The court in this case held that in case of the "conditional approval" of EIS under Article 43 of the Enforcement Rules of the Environmental Impact Assessment Act, does not includes the "conditions" enumerated as "all kinds of relevant plans and current environmental circumstances within the scope of potential impact of development acts," "potential environmental impact that is expected from development acts" or "environmental protection strategies and alternative proposals," provided by Article 6 of the Environmental Impact Assessment Act, which shall be specified in the environmental impact statement, deliberated and reviewed in the first stage by the EIS committee. In short, the court held that statutory preconditions for approval shall not be replaced by executive conditions, because the administrative agency involved should conduct official investigation of the statutory preconditions before granting the approval. Such obligation may not be replaced or exempt by attaching executive conditions.
The court in this case further held that the "executive conditions" attached by the EIS authority in this case only can be actually tested and supervised after the development completes and the operation commences. The court also mentioned that when the development has been completed and operated, even if the testing and inspection indicate that the executive conditions attached to the EIS approval are not met, nothing more than a fine can be imposed on the developer, and there is no way to order the developer to revoke its development. Accordingly, the court held that the approval made by the EIS authority in this case to conditionally approve the EIS of this development without entering into the second stage EIS would unduly deprive local residents of their participation in expressing their opinions and of their due process benefit. Therefore, the court ruled that approval of the EIS authority is revoked.

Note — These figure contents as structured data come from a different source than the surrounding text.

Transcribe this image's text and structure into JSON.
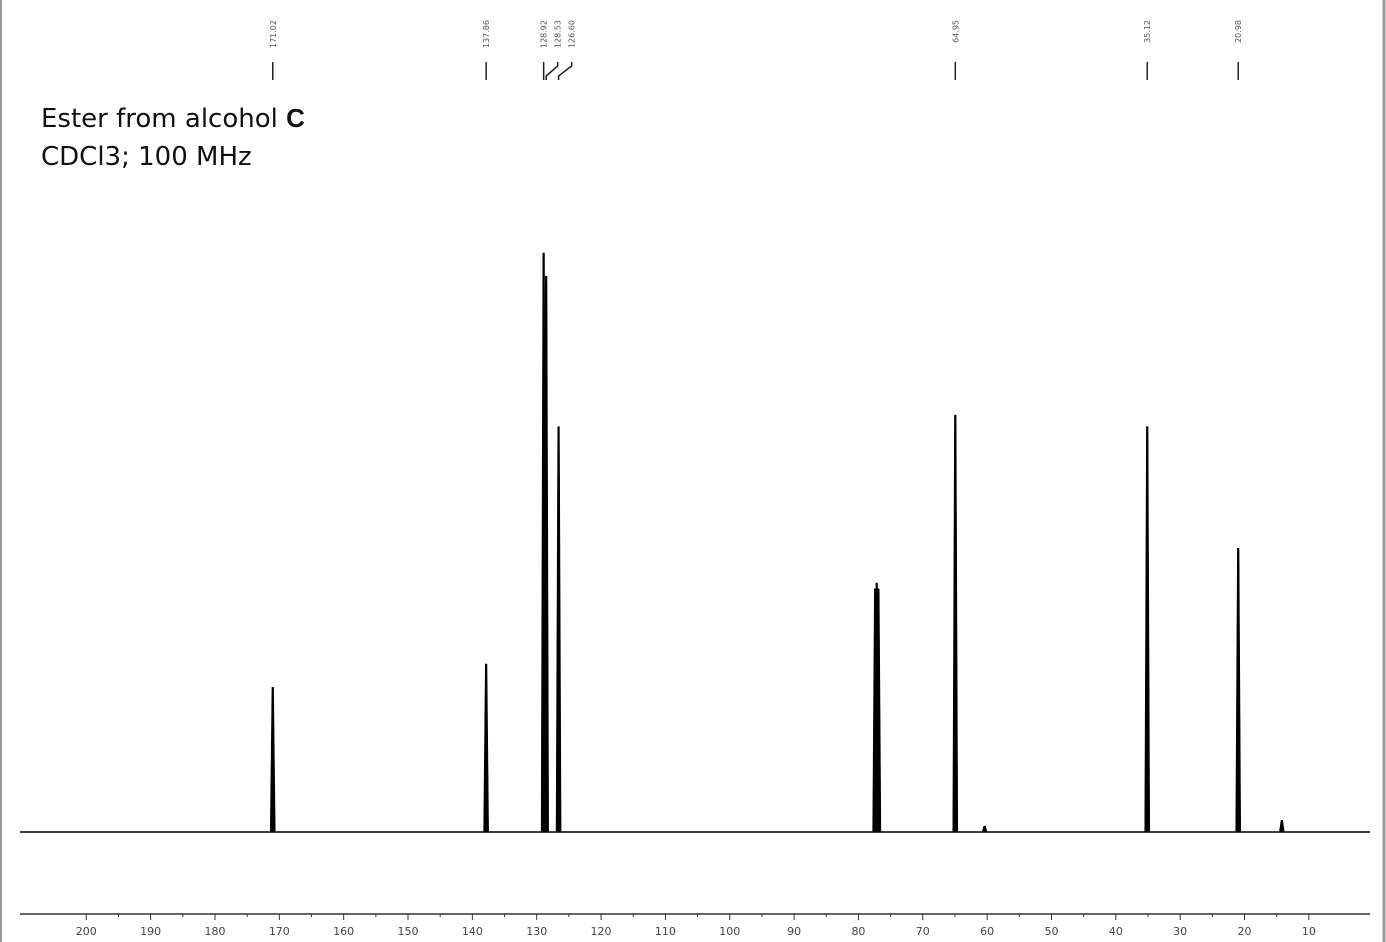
{
  "chart_data": {
    "type": "spectrum",
    "title": "Ester from alcohol",
    "title_bold": "C",
    "subtitle": "CDCl3; 100 MHz",
    "peaks": {
      "x": [
        171.02,
        137.86,
        128.92,
        128.53,
        126.6,
        77.4,
        77.16,
        76.9,
        64.95,
        60.4,
        35.12,
        20.98,
        14.2
      ],
      "values": [
        25,
        29,
        100,
        96,
        70,
        42,
        43,
        42,
        72,
        1,
        70,
        49,
        2
      ]
    },
    "peak_labels": [
      171.02,
      137.86,
      128.92,
      128.53,
      {
        "value": 126.6,
        "label": "126.60"
      },
      64.95,
      35.12,
      20.98
    ],
    "color": "#000000",
    "xlim": [
      210.3,
      0.5
    ],
    "ylim": [
      0,
      100
    ],
    "xticks": [
      200,
      190,
      180,
      170,
      160,
      150,
      140,
      130,
      120,
      110,
      100,
      90,
      80,
      70,
      60,
      50,
      40,
      30,
      20,
      10
    ]
  }
}
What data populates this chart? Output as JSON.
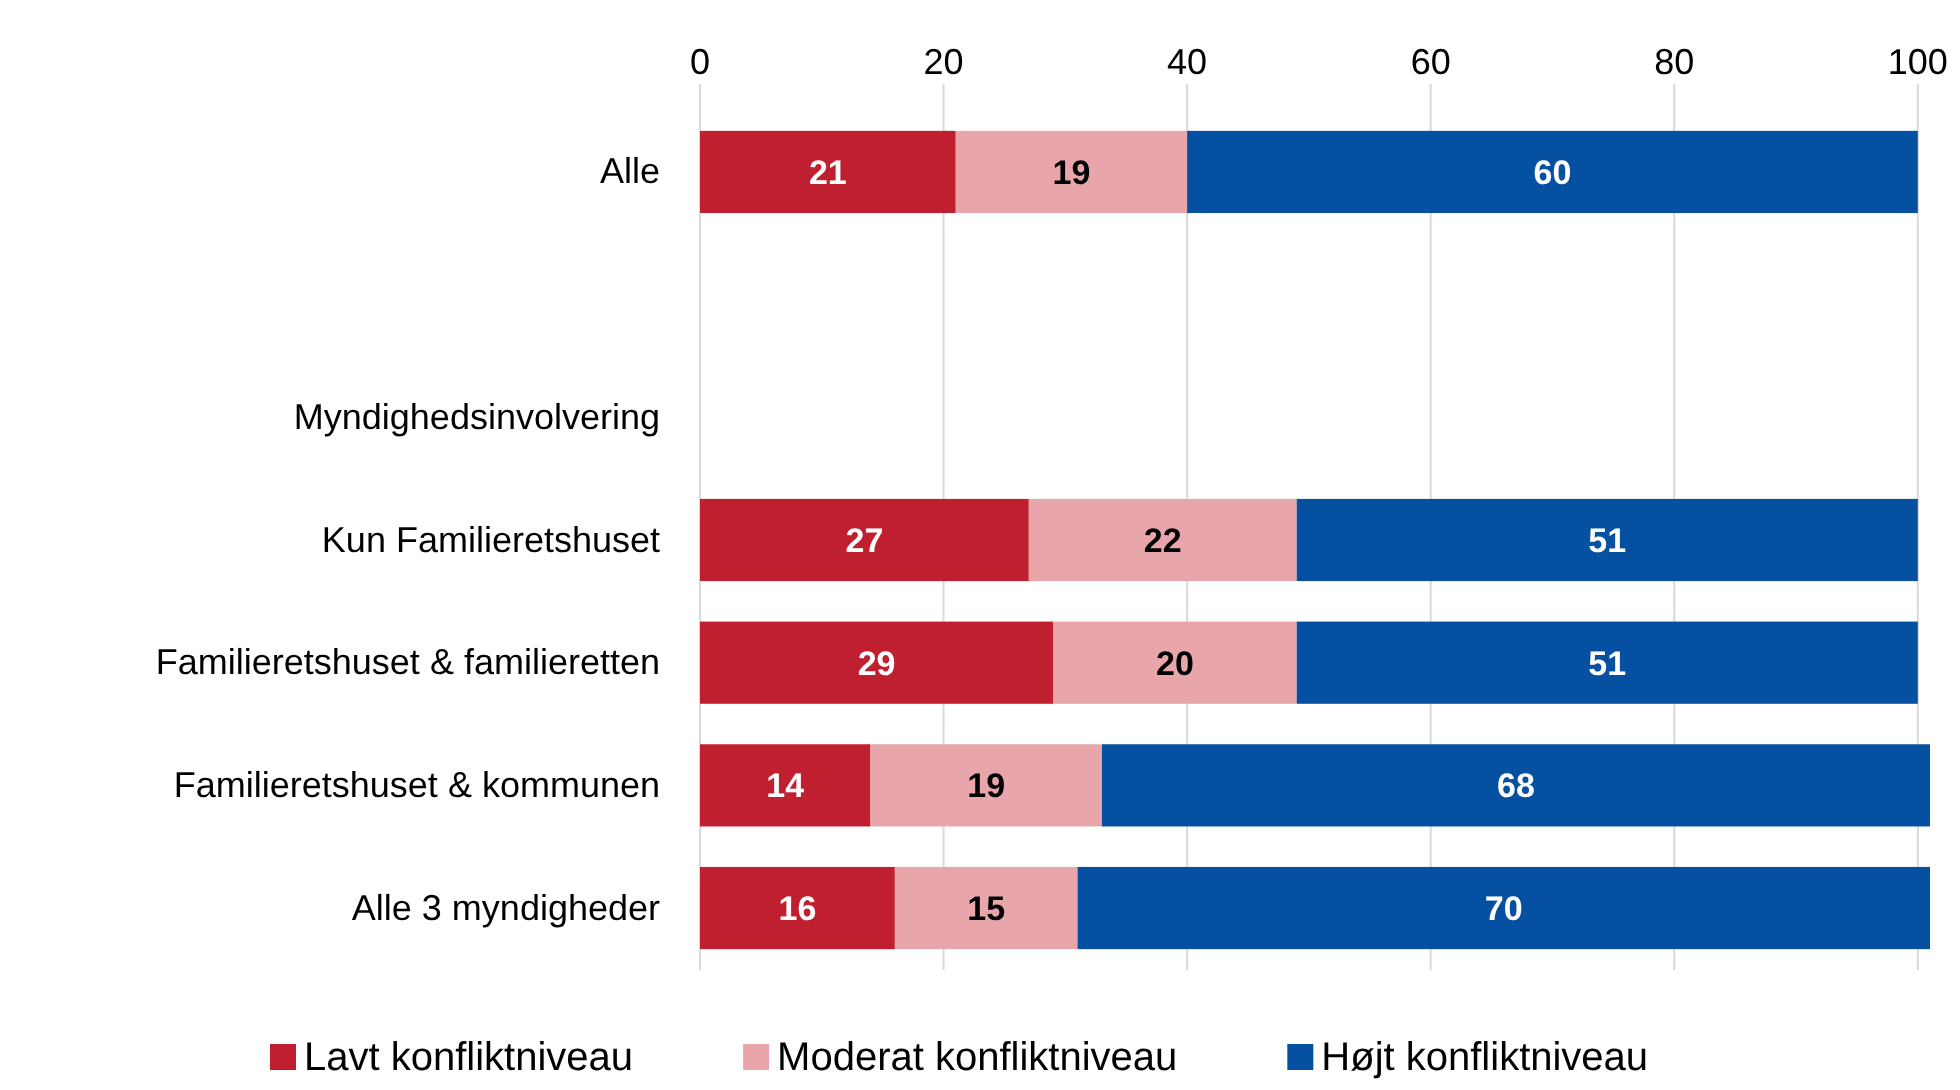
{
  "chart_data": {
    "type": "bar",
    "orientation": "horizontal",
    "stacked": true,
    "categories": [
      "Alle",
      null,
      "Myndighedsinvolvering",
      "Kun Familieretshuset",
      "Familieretshuset & familieretten",
      "Familieretshuset & kommunen",
      "Alle 3 myndigheder"
    ],
    "series": [
      {
        "name": "Lavt konfliktniveau",
        "color": "#c01f2f",
        "values": [
          21,
          null,
          null,
          27,
          29,
          14,
          16
        ]
      },
      {
        "name": "Moderat konfliktniveau",
        "color": "#e8a6ab",
        "values": [
          19,
          null,
          null,
          22,
          20,
          19,
          15
        ]
      },
      {
        "name": "Højt konfliktniveau",
        "color": "#0550a0",
        "values": [
          60,
          null,
          null,
          51,
          51,
          68,
          70
        ]
      }
    ],
    "xlim": [
      0,
      101
    ],
    "xticks": [
      0,
      20,
      40,
      60,
      80,
      100
    ],
    "grid": "x",
    "legend": "bottom",
    "data_labels": true
  }
}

In the event that such decision is upheld by the Supreme Administrative Court, the impact on developers will lie in the requirement that a developer should explain in great detail to EIS authority about the environmental protection strategies and their efficacy in prevent and mitigating environmental impact in items such as "all kinds of relevant plans and current environmental circumstances within the scope of potential impact of development acts," "potential environmental impact that is expected from development acts" or "environmental protection strategies and alternative proposals" in the first stage of EIS. In addition, the efficacy of such strategies should be proved before the approval. It may become difficult to request the EIS authority to approve the development by "executive conditions" based on environmental strategy whose efficacy cannot be proved until operation commences.